本文方法的输入包括历史图像帧和当前图像帧两个分支。大多数现有半监督视频目标分割方法的编码模块分为两类，第1类方法依赖第1帧的参考掩膜估计分割目标，即模型为$p\left({{{\mathit{\boldsymbol{\hat y}}}_t}|{\mathit{\boldsymbol{x}}_t}, {\mathit{\boldsymbol{y}}_0}, {\mathit{\boldsymbol{x}}_0}} \right)$，但在对时间组件建模方面具有局限性，在快速的外观变化或遮挡下容易失效。
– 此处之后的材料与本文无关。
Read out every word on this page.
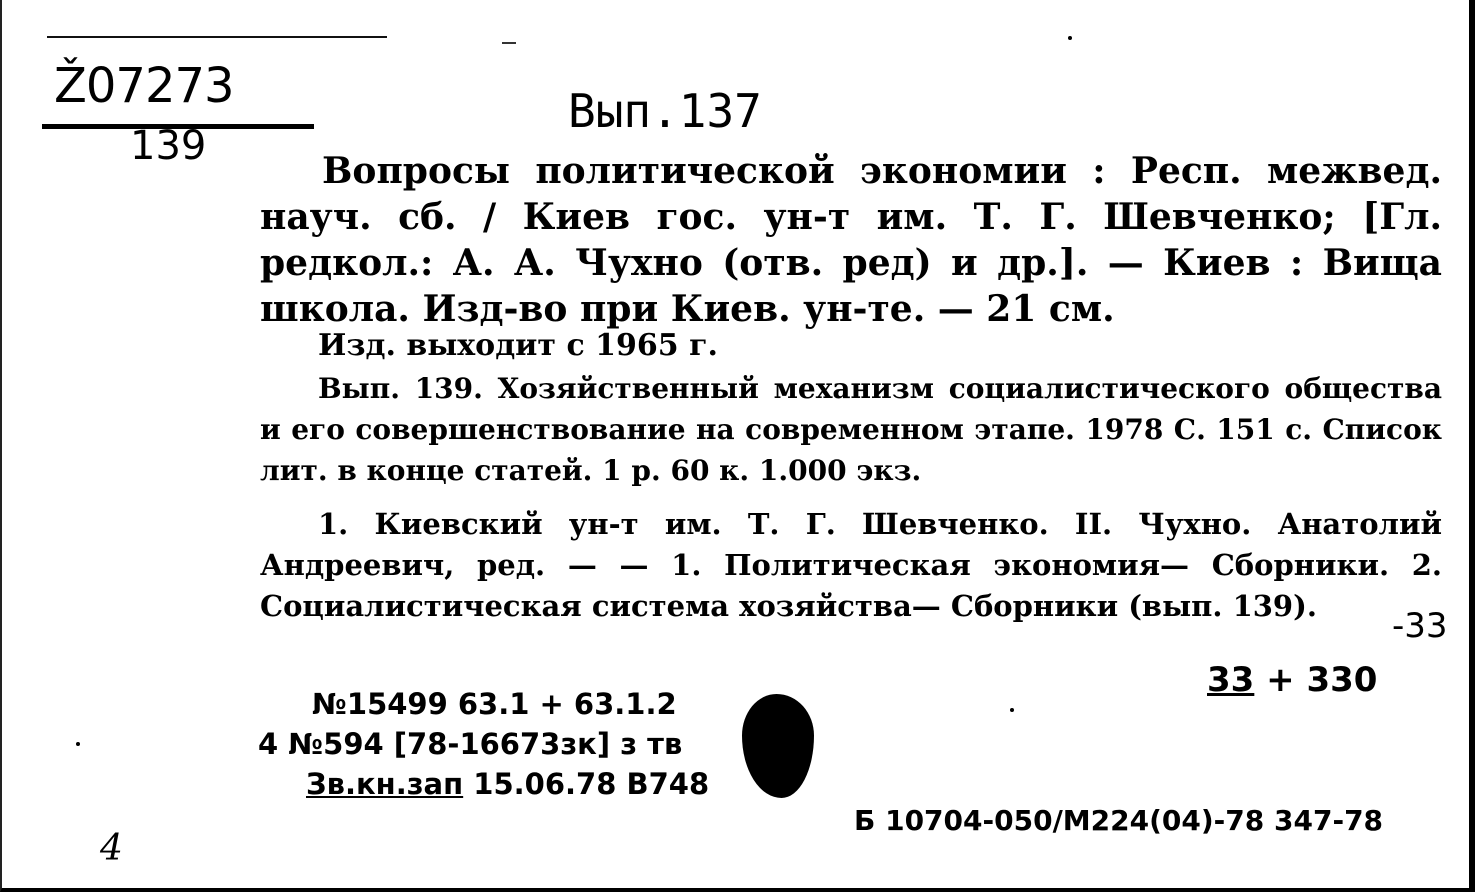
Ž07273
139
Вып.137
Вопросы политической экономии : Респ. межвед. науч. сб. / Киев гос. ун-т им. Т. Г. Шевченко; [Гл. редкол.: А. А. Чухно (отв. ред) и др.]. — Киев : Вища школа. Изд-во при Киев. ун-те. — 21 см.
Изд. выходит с 1965 г.
Вып. 139. Хозяйственный механизм социалистического общества и его совершенствование на современном этапе. 1978 С. 151 с. Список лит. в конце статей. 1 р. 60 к. 1.000 экз.
1. Киевский ун-т им. Т. Г. Шевченко. II. Чухно. Анатолий Андреевич, ред. — — 1. Политическая экономия— Сборники. 2. Социалистическая система хозяйства— Сборники (вып. 139).	-33
33 + 330
№15499 63.1 + 63.1.2
4 №594 [78-16673зк] з тв
Зв.кн.зап 15.06.78 В748
Б 10704-050/М224(04)-78 347-78
4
第2类方法学习多帧图像特征估计目标模型，即$p\left({{{\mathit{\boldsymbol{\hat y}}}_t}|{\mathit{\boldsymbol{x}}_t}, \cdots, {\mathit{\boldsymbol{x}}_1}, {\mathit{\boldsymbol{y}}_0}, {\mathit{\boldsymbol{x}}_0}} \right)$或$p\left({{{\mathit{\boldsymbol{\hat y}}}_t}|{\mathit{\boldsymbol{x}}_t}, {{\mathit{\boldsymbol{\hat y}}}_{t - 1}}, {\mathit{\boldsymbol{x}}_{t - 1}}, \cdots, {{\mathit{\boldsymbol{\hat y}}}_1}, {\mathit{\boldsymbol{x}}_1}, {\mathit{\boldsymbol{y}}_0}, {\mathit{\boldsymbol{x}}_0}} \right)$。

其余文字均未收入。